Children from low-income families arrive on their first day of kindergarten not knowing that a book reads left to right, let alone that letters make words and words make stories. They do not know how to count, how to hold a pencil nor write their name. They may not even understand how to sit still and pay attention.
They start out behind and they often stay behind, making their school years a discouraging struggle.
That’s why Pasco school officials are determined to get a pre-kindergarten center up and running so their most needy children can start out ready for elementary school.
If ever there was a good investment of taxpayer money, this is it. National studies conducted over the years show an investment in early education results in less tax money being spent later. Students who do well in school are more likely to graduate from high school and go on to earn a decent living. Those who don’t do well are more likely to end up in jail or dependent on the government.
The Pasco School District already has property for a new pre-kindergarten center, but is asking the state for $7.5 million to help construct the building. The district would match that amount with its own money, mostly from available levy dollars and other school accounts.

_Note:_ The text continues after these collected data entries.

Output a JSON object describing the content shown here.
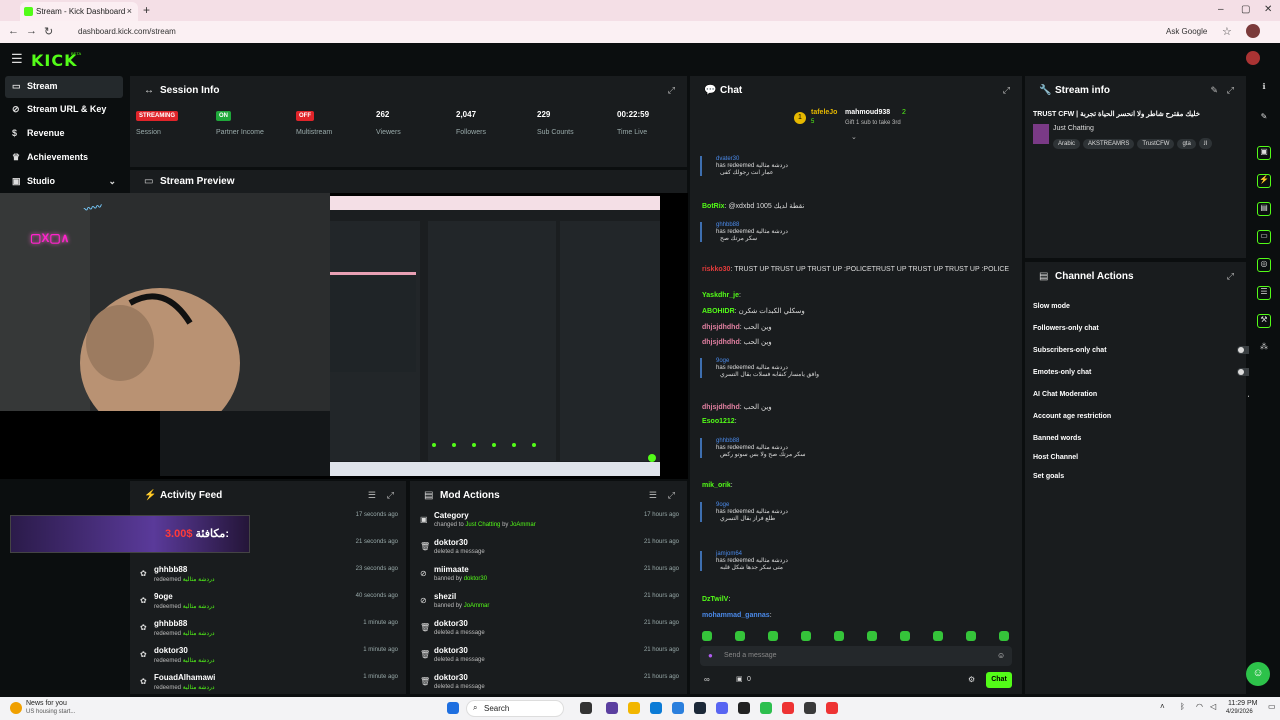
{
  "browser": {
    "tab_title": "Stream - Kick Dashboard",
    "tab_close": "×",
    "new_tab": "+",
    "url": "dashboard.kick.com/stream",
    "ask_google": "Ask Google",
    "win_min": "–",
    "win_max": "▢",
    "win_close": "✕"
  },
  "app": {
    "logo": "KICK",
    "logo_suffix": "BETA"
  },
  "sidebar": {
    "items": [
      {
        "label": "Stream",
        "icon": "broadcast-icon"
      },
      {
        "label": "Stream URL & Key",
        "icon": "link-icon"
      },
      {
        "label": "Revenue",
        "icon": "dollar-icon"
      },
      {
        "label": "Achievements",
        "icon": "trophy-icon"
      },
      {
        "label": "Studio",
        "icon": "studio-icon"
      }
    ]
  },
  "session": {
    "title": "Session Info",
    "stats": [
      {
        "badge": "STREAMING",
        "label": "Session",
        "color": "#e0242a"
      },
      {
        "badge": "ON",
        "label": "Partner Income",
        "color": "#1fa83a"
      },
      {
        "badge": "OFF",
        "label": "Multistream",
        "color": "#e0242a"
      },
      {
        "value": "262",
        "label": "Viewers"
      },
      {
        "value": "2,047",
        "label": "Followers"
      },
      {
        "value": "229",
        "label": "Sub Counts"
      },
      {
        "value": "00:22:59",
        "label": "Time Live"
      }
    ]
  },
  "preview": {
    "title": "Stream Preview"
  },
  "activity": {
    "title": "Activity Feed",
    "bonus_text": "مكافئة:",
    "bonus_amount": "3.00$",
    "rows": [
      {
        "who": "",
        "what": "",
        "when": "17 seconds ago"
      },
      {
        "who": "",
        "what": "redeemed",
        "when": "21 seconds ago"
      },
      {
        "who": "ghhbb88",
        "what": "redeemed",
        "reward": "دردشة مثالية",
        "when": "23 seconds ago"
      },
      {
        "who": "9oge",
        "what": "redeemed",
        "reward": "دردشة مثالية",
        "when": "40 seconds ago"
      },
      {
        "who": "ghhbb88",
        "what": "redeemed",
        "reward": "دردشة مثالية",
        "when": "1 minute ago"
      },
      {
        "who": "doktor30",
        "what": "redeemed",
        "reward": "دردشة مثالية",
        "when": "1 minute ago"
      },
      {
        "who": "FouadAlhamawi",
        "what": "redeemed",
        "reward": "دردشة مثالية",
        "when": "1 minute ago"
      }
    ]
  },
  "mod": {
    "title": "Mod Actions",
    "rows": [
      {
        "who": "Category",
        "what": "changed to",
        "target": "Just Chatting",
        "by": "by",
        "actor": "JoAmmar",
        "when": "17 hours ago",
        "icon": "category-icon"
      },
      {
        "who": "doktor30",
        "what": "deleted a message",
        "when": "21 hours ago",
        "icon": "trash-icon"
      },
      {
        "who": "miimaate",
        "what": "banned by",
        "actor": "doktor30",
        "when": "21 hours ago",
        "icon": "ban-icon"
      },
      {
        "who": "shezil",
        "what": "banned by",
        "actor": "JoAmmar",
        "when": "21 hours ago",
        "icon": "ban-icon"
      },
      {
        "who": "doktor30",
        "what": "deleted a message",
        "when": "21 hours ago",
        "icon": "trash-icon"
      },
      {
        "who": "doktor30",
        "what": "deleted a message",
        "when": "21 hours ago",
        "icon": "trash-icon"
      },
      {
        "who": "doktor30",
        "what": "deleted a message",
        "when": "21 hours ago",
        "icon": "trash-icon"
      }
    ]
  },
  "chat": {
    "title": "Chat",
    "pinned_user1": "tafeleJo",
    "pinned_count1": "5",
    "pinned_rank": "1",
    "pinned_user2": "mahmoud938",
    "pinned_count2": "2",
    "pinned_sub": "Gift 1 sub to take 3rd",
    "messages": [
      {
        "type": "redeem",
        "user": "dvater30",
        "action": "has redeemed",
        "reward": "دردشة مثالية",
        "reply": "عمار انت رجولك كفى"
      },
      {
        "type": "msg",
        "user": "BotRix",
        "text": "@xdxbd 1005 نقطة لديك"
      },
      {
        "type": "redeem",
        "user": "ghhbb88",
        "action": "has redeemed",
        "reward": "دردشة مثالية",
        "reply": "سكر مرتك صح"
      },
      {
        "type": "msg",
        "user": "riskko30",
        "text": "TRUST UP  TRUST UP  TRUST UP  :POLICETRUST UP  TRUST UP  TRUST UP  :POLICE"
      },
      {
        "type": "msg",
        "user": "Yaskdhr_je",
        "text": ""
      },
      {
        "type": "msg",
        "user": "ABOHIDR",
        "text": "وسكلي الكبدات شكرن"
      },
      {
        "type": "msg",
        "user": "dhjsjdhdhd",
        "text": "وين الحب"
      },
      {
        "type": "msg",
        "user": "dhjsjdhdhd",
        "text": "وين الحب"
      },
      {
        "type": "redeem",
        "user": "9oge",
        "action": "has redeemed",
        "reward": "دردشة مثالية",
        "reply": "وافق يامسار كنقابه فسلات بقال التسري"
      },
      {
        "type": "msg",
        "user": "dhjsjdhdhd",
        "text": "وين الحب"
      },
      {
        "type": "msg",
        "user": "Esoo1212",
        "text": ""
      },
      {
        "type": "redeem",
        "user": "ghhbb88",
        "action": "has redeemed",
        "reward": "دردشة مثالية",
        "reply": "سكر مرتك صح ولا بس سوتو ركض"
      },
      {
        "type": "msg",
        "user": "mik_orik",
        "text": ""
      },
      {
        "type": "redeem",
        "user": "9oge",
        "action": "has redeemed",
        "reward": "دردشة مثالية",
        "reply": "طلع فراز بقال التسري"
      },
      {
        "type": "redeem",
        "user": "jamjom64",
        "action": "has redeemed",
        "reward": "دردشة مثالية",
        "reply": "متى سكر جدها شكل قلبه"
      },
      {
        "type": "msg",
        "user": "DzTwilV",
        "text": ""
      },
      {
        "type": "msg",
        "user": "mohammad_gannas",
        "text": ""
      }
    ],
    "send_placeholder": "Send a message",
    "send_button": "Chat",
    "viewer_icon_count": "0"
  },
  "streaminfo": {
    "title": "Stream info",
    "stream_title": "TRUST CFW | خليك مقترح شاطر ولا انحسر الحياة تجربة",
    "category": "Just Chatting",
    "tags": [
      "Arabic",
      "AKSTREAMRS",
      "TrustCFW",
      "gta",
      "ﺍﻟ"
    ]
  },
  "channel_actions": {
    "title": "Channel Actions",
    "rows": [
      {
        "label": "Slow mode",
        "control": "chevron"
      },
      {
        "label": "Followers-only chat",
        "control": "chevron"
      },
      {
        "label": "Subscribers-only chat",
        "control": "toggle"
      },
      {
        "label": "Emotes-only chat",
        "control": "toggle"
      },
      {
        "label": "AI Chat Moderation",
        "control": "external"
      },
      {
        "label": "Account age restriction",
        "control": "chevron"
      },
      {
        "label": "Banned words",
        "control": "chevron"
      },
      {
        "label": "Host Channel",
        "control": "none"
      },
      {
        "label": "Set goals",
        "control": "chevron"
      }
    ]
  },
  "taskbar": {
    "news_title": "News for you",
    "news_sub": "US housing start...",
    "search": "Search",
    "time": "11:29 PM",
    "date": "4/29/2026"
  },
  "colors": {
    "accent": "#53fc18",
    "panel": "#191c1e",
    "bg": "#0b0e0f"
  }
}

They are not asking Pasco voters to support another bond measure.
The new center potentially could serve up to 900 4-year-olds in a half-day program, or 450 if it was all day.
And the statistics supporting the need are sobering. Nearly 80 percent of kindergarteners in the state meet literacy standards when they start school, compared to 15 percent of Pasco kindergarteners. In math, 53 percent of kindergarteners statewide start out ready. In Pasco, it’s 4 percent.
Pasco school officials estimate many of their students are at least two years behind before they even step foot in a classroom.
There is a full-day kindergarten program in Pasco at Captain Gray Early Learning Center, which pulls kindergarteners from central Pasco elementary schools, but it is not a preschool.
A few state lawmakers already have filed a capital funding request on behalf of the Pasco School District, and the center could open in fall 2016 if the money is approved.
We hope it is.
Today’s kindergarten classes are not for play time. Academic expectations are high and children need to be prepared from the get-go if they are going to function at their appropriate grade level.
Right now, too many Pasco children are behind before they begin. A pre-kindergarten center would set them at the starting line with everyone else, giving them a better chance at a successful life.